Some beginner campers may make the mistake of investing in a cheap and poorly-insulated tent. I don’t know if I’ll be going camping again, I’ll just buy a cheaper tent to save money. This kind of mindset can lead to some miserable nights outdoors. Rather than risk shivering all night, we recommend dropping some money on a quality tent.

A good tent for camping in extremely cold conditions should retain heat, keep water out, and be lightweight enough for portability. William Chutney did a great job of breaking it down, so you’ll know exactly what to look for when purchasing a camping tent to use in the cold weather.

Once you arrive at your campsite with your new tent, follow these tips to get the most optimal use from it:

  • Buddy Up: If you’re camping with another person, place your sleeping bags close together to prevent heat loss.
  • Line Your Tent with Your Gear: Place all of your extra clothing and gear around the inside of your tent to provide further insulation.
  • Make a DIY Radiant Barrier: While your well-built tent should keep out most of the cold, you can’t go wrong with a DIY radiant barrier. Take a space blanket and secure it to the tent’s ceiling to keep heat from leaving your tent.

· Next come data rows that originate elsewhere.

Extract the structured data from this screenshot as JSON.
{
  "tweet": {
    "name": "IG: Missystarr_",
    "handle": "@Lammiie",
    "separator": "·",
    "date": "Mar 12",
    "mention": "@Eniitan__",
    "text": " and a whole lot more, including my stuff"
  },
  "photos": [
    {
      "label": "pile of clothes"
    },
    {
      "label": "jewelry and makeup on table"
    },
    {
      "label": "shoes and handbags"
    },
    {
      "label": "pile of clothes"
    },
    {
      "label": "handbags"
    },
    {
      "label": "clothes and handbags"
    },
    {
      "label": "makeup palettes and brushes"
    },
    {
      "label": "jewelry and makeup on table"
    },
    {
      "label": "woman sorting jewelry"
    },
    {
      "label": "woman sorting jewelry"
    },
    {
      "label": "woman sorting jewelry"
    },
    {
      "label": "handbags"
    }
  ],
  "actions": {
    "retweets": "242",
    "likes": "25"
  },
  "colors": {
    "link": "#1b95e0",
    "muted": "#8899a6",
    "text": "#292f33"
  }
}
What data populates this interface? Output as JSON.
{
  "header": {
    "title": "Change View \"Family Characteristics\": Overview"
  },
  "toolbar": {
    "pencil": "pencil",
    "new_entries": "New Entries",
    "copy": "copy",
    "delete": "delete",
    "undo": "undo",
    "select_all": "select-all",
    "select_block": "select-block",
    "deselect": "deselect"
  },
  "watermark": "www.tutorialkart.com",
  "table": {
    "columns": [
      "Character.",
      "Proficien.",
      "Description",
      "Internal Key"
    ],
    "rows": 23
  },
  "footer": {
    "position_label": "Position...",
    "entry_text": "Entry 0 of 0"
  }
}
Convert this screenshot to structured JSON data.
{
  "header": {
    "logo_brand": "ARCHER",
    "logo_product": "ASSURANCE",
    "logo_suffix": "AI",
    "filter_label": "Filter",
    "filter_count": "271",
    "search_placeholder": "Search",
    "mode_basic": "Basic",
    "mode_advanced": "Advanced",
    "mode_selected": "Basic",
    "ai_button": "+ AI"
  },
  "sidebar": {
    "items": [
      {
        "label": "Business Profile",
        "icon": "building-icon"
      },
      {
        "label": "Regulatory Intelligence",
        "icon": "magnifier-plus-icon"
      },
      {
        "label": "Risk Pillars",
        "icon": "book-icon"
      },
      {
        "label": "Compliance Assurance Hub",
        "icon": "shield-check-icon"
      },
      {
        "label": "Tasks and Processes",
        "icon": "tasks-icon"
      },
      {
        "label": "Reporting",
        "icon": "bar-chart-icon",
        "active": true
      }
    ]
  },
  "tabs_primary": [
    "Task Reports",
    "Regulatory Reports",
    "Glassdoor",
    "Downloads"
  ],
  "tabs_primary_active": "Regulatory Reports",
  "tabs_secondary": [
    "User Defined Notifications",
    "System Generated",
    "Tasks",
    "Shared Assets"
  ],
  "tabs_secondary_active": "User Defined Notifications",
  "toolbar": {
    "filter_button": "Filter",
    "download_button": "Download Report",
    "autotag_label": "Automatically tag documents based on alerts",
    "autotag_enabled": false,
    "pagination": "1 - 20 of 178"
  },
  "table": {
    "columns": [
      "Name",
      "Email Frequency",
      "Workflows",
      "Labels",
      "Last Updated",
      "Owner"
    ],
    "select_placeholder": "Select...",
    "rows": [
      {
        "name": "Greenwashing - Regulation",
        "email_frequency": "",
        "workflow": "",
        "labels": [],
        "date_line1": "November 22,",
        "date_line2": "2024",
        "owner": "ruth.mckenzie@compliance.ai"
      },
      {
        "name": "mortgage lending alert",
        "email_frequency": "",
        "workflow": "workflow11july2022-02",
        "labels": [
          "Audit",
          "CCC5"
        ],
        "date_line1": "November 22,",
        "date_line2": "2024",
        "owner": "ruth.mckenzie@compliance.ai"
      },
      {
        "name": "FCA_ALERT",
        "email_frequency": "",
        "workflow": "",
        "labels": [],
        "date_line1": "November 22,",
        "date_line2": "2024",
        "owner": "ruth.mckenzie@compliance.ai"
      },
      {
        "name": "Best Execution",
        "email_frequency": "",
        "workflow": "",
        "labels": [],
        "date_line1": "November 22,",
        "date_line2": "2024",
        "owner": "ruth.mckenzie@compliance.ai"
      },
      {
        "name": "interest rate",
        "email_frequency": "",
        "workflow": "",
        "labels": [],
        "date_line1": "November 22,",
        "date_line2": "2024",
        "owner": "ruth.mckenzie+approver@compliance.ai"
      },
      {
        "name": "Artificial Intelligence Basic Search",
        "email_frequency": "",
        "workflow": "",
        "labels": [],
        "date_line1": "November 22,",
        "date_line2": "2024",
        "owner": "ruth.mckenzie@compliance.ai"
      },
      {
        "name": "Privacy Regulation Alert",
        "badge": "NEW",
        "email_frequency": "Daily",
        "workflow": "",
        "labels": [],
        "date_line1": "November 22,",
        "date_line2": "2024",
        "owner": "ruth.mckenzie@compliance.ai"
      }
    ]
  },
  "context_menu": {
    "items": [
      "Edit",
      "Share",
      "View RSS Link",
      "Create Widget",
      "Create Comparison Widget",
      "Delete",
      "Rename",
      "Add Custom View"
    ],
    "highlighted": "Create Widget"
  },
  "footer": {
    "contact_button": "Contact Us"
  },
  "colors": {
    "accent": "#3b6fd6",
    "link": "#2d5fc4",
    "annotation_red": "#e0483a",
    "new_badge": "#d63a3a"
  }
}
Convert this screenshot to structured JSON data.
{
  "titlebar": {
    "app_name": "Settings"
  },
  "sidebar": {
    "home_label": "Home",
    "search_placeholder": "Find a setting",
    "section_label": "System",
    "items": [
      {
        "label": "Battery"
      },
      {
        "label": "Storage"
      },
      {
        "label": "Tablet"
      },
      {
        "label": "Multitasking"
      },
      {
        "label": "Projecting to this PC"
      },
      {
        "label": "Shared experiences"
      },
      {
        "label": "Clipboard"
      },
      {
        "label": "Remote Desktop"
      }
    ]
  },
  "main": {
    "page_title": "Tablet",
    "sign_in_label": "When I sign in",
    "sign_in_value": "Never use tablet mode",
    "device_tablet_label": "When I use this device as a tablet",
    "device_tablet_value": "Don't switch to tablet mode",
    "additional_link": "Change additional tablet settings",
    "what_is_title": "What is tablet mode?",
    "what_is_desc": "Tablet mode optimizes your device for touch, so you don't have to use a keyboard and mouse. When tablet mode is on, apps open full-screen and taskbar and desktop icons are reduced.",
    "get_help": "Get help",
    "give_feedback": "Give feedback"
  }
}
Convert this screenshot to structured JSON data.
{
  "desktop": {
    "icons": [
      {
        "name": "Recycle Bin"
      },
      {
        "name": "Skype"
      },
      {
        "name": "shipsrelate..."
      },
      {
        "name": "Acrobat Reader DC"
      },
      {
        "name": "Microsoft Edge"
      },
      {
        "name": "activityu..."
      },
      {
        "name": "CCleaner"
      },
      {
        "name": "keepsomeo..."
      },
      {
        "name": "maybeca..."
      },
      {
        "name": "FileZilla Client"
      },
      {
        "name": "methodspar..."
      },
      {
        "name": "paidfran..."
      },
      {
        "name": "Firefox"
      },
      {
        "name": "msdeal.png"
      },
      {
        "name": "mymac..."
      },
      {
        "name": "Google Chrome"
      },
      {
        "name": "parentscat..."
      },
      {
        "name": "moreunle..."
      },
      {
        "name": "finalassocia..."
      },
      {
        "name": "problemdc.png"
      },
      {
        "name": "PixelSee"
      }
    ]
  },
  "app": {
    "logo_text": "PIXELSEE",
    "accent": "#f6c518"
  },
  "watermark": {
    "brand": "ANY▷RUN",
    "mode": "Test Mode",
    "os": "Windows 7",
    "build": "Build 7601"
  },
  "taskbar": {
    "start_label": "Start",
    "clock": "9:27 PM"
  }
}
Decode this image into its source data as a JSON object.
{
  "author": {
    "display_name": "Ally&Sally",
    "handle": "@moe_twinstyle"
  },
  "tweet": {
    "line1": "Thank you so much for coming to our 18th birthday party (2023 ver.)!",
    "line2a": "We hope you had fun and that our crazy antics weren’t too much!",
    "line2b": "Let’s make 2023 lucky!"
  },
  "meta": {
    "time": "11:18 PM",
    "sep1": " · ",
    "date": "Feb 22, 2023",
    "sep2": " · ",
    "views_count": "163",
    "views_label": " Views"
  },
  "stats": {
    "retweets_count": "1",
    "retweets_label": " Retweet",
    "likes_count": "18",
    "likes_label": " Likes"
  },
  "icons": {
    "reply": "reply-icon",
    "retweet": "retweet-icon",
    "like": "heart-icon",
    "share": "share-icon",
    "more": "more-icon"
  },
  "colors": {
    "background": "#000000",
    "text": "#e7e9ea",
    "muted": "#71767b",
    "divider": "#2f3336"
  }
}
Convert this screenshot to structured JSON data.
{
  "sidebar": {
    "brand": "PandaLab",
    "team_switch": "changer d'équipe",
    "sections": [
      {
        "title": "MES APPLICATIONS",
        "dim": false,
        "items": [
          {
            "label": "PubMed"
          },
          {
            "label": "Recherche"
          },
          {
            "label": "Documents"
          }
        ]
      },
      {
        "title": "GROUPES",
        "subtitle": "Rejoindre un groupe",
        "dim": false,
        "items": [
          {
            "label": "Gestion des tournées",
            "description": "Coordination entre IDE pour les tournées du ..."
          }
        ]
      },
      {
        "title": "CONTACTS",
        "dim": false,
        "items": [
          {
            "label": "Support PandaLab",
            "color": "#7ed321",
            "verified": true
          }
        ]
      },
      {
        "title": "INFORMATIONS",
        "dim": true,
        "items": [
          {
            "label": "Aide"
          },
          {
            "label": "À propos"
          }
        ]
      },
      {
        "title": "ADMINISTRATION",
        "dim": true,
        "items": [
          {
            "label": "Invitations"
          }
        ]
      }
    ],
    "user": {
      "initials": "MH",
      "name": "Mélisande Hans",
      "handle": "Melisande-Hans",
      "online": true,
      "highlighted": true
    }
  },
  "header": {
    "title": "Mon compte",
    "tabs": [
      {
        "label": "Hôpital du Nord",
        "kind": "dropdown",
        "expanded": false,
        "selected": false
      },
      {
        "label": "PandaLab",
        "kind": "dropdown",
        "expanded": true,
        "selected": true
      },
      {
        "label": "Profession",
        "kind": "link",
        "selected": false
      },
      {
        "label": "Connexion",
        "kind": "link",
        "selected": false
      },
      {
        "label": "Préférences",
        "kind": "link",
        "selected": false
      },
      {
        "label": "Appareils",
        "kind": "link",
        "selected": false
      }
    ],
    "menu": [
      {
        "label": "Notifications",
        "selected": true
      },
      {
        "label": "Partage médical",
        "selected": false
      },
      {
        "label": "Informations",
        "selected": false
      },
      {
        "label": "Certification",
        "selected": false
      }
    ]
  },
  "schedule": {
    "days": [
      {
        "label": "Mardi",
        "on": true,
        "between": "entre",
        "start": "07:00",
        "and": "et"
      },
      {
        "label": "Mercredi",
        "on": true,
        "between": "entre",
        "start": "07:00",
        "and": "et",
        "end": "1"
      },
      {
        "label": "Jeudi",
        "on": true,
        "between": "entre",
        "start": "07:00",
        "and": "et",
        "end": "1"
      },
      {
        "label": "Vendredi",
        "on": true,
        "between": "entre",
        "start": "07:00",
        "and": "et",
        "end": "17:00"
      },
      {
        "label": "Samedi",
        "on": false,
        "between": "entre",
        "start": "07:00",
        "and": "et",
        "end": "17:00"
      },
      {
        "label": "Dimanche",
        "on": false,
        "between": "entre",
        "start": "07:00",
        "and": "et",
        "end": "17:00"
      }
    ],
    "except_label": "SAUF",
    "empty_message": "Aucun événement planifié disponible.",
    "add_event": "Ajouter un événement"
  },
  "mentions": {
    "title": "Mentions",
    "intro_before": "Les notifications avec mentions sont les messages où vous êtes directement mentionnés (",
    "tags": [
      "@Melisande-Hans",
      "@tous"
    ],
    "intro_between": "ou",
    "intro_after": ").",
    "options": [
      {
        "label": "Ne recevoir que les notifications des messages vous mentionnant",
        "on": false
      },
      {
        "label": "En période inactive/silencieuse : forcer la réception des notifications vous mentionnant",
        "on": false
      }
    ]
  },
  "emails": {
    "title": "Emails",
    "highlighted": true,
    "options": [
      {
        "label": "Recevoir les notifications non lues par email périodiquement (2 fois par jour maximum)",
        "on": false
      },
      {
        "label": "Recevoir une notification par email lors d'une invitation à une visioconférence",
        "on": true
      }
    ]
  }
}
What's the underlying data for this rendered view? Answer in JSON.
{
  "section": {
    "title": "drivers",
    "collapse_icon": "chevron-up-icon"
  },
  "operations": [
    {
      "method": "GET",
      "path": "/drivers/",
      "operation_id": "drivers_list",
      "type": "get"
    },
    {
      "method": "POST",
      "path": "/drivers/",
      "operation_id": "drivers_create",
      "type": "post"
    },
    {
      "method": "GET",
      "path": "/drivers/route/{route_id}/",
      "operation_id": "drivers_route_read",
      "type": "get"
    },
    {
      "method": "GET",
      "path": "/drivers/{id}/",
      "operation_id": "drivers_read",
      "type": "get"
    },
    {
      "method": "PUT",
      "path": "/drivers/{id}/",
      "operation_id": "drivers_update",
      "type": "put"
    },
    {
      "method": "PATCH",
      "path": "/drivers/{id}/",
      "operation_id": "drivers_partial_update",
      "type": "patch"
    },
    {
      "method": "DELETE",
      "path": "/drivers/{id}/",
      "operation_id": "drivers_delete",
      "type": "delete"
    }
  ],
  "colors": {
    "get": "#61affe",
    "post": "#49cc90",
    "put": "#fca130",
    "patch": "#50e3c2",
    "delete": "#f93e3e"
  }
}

Check the Weather Before You Go

Chances are you know the general climate of your area pretty well. However, you should still check the weather before you go. There may be impending cold weather desert fluctuations or other unforeseen hazards.

Before you set out for the drive to your campsite, call a nearby ranger station ahead of time. This way, you won’t waste time traveling only to have to turn around. And, you won’t find yourself hours into your camping trip only to find that the weather isn’t ideal.

Bring the Right Sleeping Clothes

When you’re asleep for the night, you want to prepare your body for the dropping temperatures. Here are some guidelines to keep in mind when choosing what kind of sleeping clothes to bring:

  • Leave your cotton PJs at home: Cotton will not wick moisture and can cause your body temperature to drop. Plus, it’s often a resting place for bacteria.
  • Avoid tight-fitting clothing: While it’s okay if your clothes are snug, avoid overly tight clothing that can restrict blood flow to your limbs.
  • Wear wool or synthetic fabrics: Wear fingered gloves, a cozy beanie, and warm socks made of wool or synthetic fabrics.

Sleep in Shifts on Nights with High Wind

High winds and cold weather often go hand-in-hand. If you experience a lot of wind on some of your outdoor nights, sleep in shifts with your camping buddies. Have one person stay awake to make sure the tent is still secured; ideally, someone should be checking every hour or so. Whoever is awake can eat a calorie-dense snack like nuts, cheese, or chocolate to stay warm.

While camping in extremely cold weather can seem intimidating, it is doable with the right safety precautions in mind. When possible, always try to go camping with another person who can help you navigate the challenges that come with being outdoors in the cold weather.